«Sono una scrittrice. Mi sono mai sentita meno rispettata per questa ragione? Forse, qualche volta. Ho lasciato che questo mi infastidisse? No, perché non posso farci nulla se non fare il mio mestiere il meglio possibile».
Così apre la Lectio Magistralis Elizabeth Strout, con cui si inaugura la prima giornata del Salone del Libro di Torino, accolta, alla sua entrata, da uno scroscio prolungato di applausi da parte del numeroso pubblico, 450 posti per l’esattezza.
Tanti no, tanti romanzi rifiutati o liquidati con commenti che la incitano a mollare ma una sensazione, dentro di lei, che la spinge a perseverare. È proprio quello stesso istinto che la porta ad essere la scrittrice di enorme successo che è oggi.
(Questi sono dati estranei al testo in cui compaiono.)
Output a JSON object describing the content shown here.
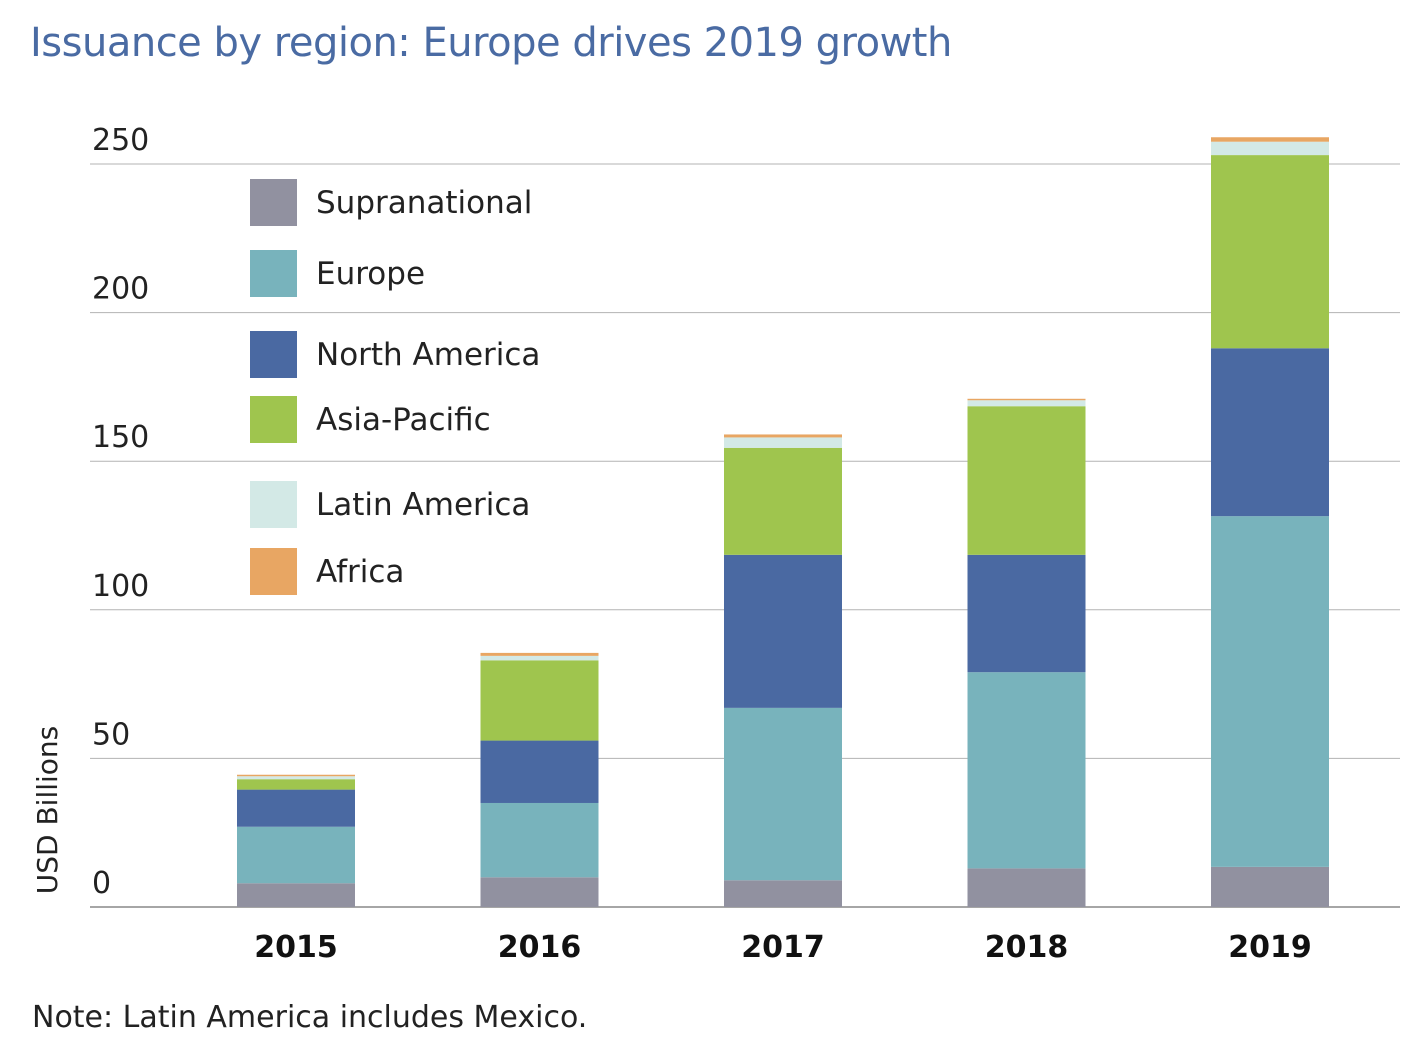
{
  "page": {
    "title": "Issuance by region: Europe drives 2019 growth",
    "note": "Note: Latin America includes Mexico."
  },
  "chart_data": {
    "type": "bar",
    "stacked": true,
    "title": "Issuance by region: Europe drives 2019 growth",
    "xlabel": "",
    "ylabel": "USD Billions",
    "ylim": [
      0,
      250
    ],
    "yticks": [
      0,
      50,
      100,
      150,
      200,
      250
    ],
    "grid": true,
    "legend_position": "top-left",
    "categories": [
      "2015",
      "2016",
      "2017",
      "2018",
      "2019"
    ],
    "series": [
      {
        "name": "Supranational",
        "color": "#9191a0",
        "values": [
          8,
          10,
          9,
          13,
          13.5
        ]
      },
      {
        "name": "Europe",
        "color": "#78b3bc",
        "values": [
          19,
          25,
          58,
          66,
          118
        ]
      },
      {
        "name": "North America",
        "color": "#4a69a2",
        "values": [
          12.5,
          21,
          51.5,
          39.5,
          56.5
        ]
      },
      {
        "name": "Asia-Pacific",
        "color": "#9fc54e",
        "values": [
          3.5,
          27,
          36,
          50,
          65
        ]
      },
      {
        "name": "Latin America",
        "color": "#d3e9e6",
        "values": [
          1,
          1.5,
          3.5,
          2,
          4.5
        ]
      },
      {
        "name": "Africa",
        "color": "#e8a663",
        "values": [
          0.5,
          1,
          1,
          0.5,
          1.5
        ]
      }
    ]
  }
}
Infatti la Strout, classe 1968, nel 2009, ha vinto il Premio Pulitzer per la narrativa con il romanzo Olive Kitteridge (2008), che è stato anche premiato con il Premio Bancarella nel 2010 e il Premio Mondello nel 2012. Alcuni dei suoi romanzi di successo includono I ragazzi Burgess (2013) e Mi chiamo Lucy Barton (2016). Il suo seguito, Lucy davanti al mare, è stato pubblicato nel 2022, e ha già annunciato un altro romanzo intitolato Tell Me Everything, previsto per l’uscita ad agosto 2024 negli Stati Uniti.
Una vocazione la sua che nasce da bambina, quando gioca nel bosco incontaminato del New Hampshire, incoraggiata dalla mamma, Beverly, che la sprona da subito a scrivere, da quello che si fa scuola al descrivere il calzolaio dove comprano le scarpe, e a osservare le persone.
«Mia mamma mi ha sempre stimolata e fu proprio lei a darmi dei quaderni chiedendomi di scrivere quello che avevo fatto oggi. Se andavamo a comprarmi le scarpette da ginnastica rosse mi diceva di descrivere il venditore» così la Strout ricorda la madre con grande affetto durante la Lectio al Salone.
«Ma non basta scrivere tutti i giorni sotto consiglio della mamma per essere scrittori», così dice convinta l’autrice.
Serve costanza, perseveranza.
La sua infatti è una passione, che la porta nel corso della vita a fare sacrifici, tra il lavoro da barista a Oxford e la scuola di legge, purché l’unica costante resti la scrittura.
Negli anni impara a osservare attentamente le persone, cerca di capire cosa avessero in testa anche se afferma che «è impossibile capire gli altri, ma possiamo capire solo noi stessi». Ma sulla metro si diverte a imitare le espressioni della gente seduta di fronte a lei e ad entrare in empatia con loro. «Una volta ho imitato l’espressione corrucciata di un uomo – racconta la Strout- nel farlo ho capito quanto cupa dovesse essere cupo».
Una caratteristica che diventa la cifra stilistica dei suoi libri, nelle storie che decide di narrare, nella loro forma più rivoluzionaria.
Una donna scrittrice da cui apprendere la lezione fondamentale per rincorrere i propri sogni: «Just keep going».